From student performers one could expect a range of talents. Fortunately, the opera is cast for singing actors, not for operatically trained performers. The Brechtian style well suited the vocal resources available here. The standouts included Adam Ludwig as Nick Kyriakos, T. Edward Webster as Bulge, Julie Fitzpatrick as Clara, Jed Orlemann as Joe Kyriakos, Ryan Farley as Paul Chase-but hey, that's just about all the principals. The two characters who are supposed to be professional singers, Bobbie and Jimmy, were ably cast-Jessica Diane Turner (playing the role originated in 1941 by Carol Channing) and Neil Edward Hopkins. To me the substitution of Cutch, the choral director, by a female performer made no appreciable difference.
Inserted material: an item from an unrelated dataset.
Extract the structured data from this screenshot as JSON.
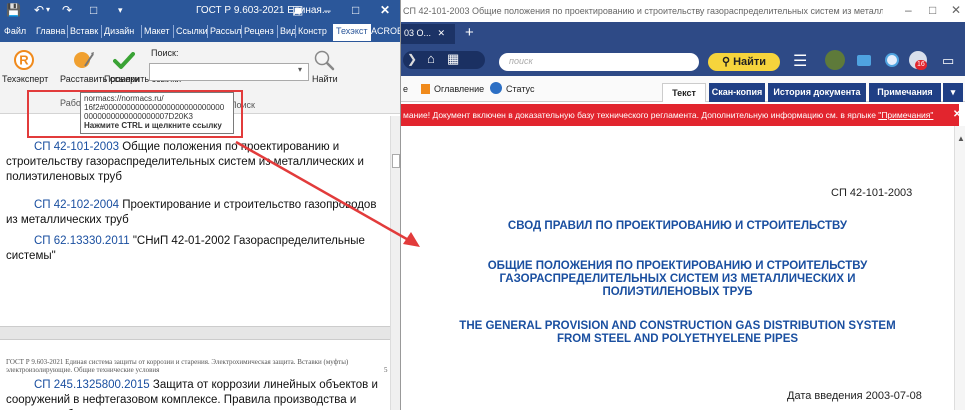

If anything, Stevie being played by a woman, as Alex's sidekick, was an improvement. However, it was disappointing that a strong performer for the stoolpigeon role of Mike could not be found in a male. Renée Penegor was OK: She worked hard at it, but it wasn't right.

Is No for an Answer in the end truly an opera? Perhaps if one stretches definitions, as indeed Blitzstein tended to do. But I see it more as a play in music along the lines of Cradle-which, of course, has also been called an opera! It hardly matters, these fine points which perennially eluded Blitzstein's work. It has to be taken on its own terms as a unique expression of a vital and important American composer's talents and times, as perhaps a higher point esthetically than the better-known Cradle in Blitzstein's middle period.

Now, if I were asked to state what the future could be for this work, I'd be more optimistic. It's not for major opera houses-it's too intimate, and certainly not with just the piano accompaniment. Nor for Broadway-the audience wouldn't exist for it. But for regional theatre and for student productions, absolutely. The work is inherently and historically interesting enough. Long may No for an Answer ring out with its wonderful music and its truths too seldom heard in the theatre.


Eric A. Gordon, Ph.D., is the author of Mark the Music: The Life and Work of Marc Blitzstein (St. Martin's, 1989), and co-author of Ballad of an American: The Autobiography of Earl Robinson (Scarecrow, 1998). He is Southern California Director of the Workmen's Circle/Arbeter Ring, a Jewish fraternal organization founded in 1900.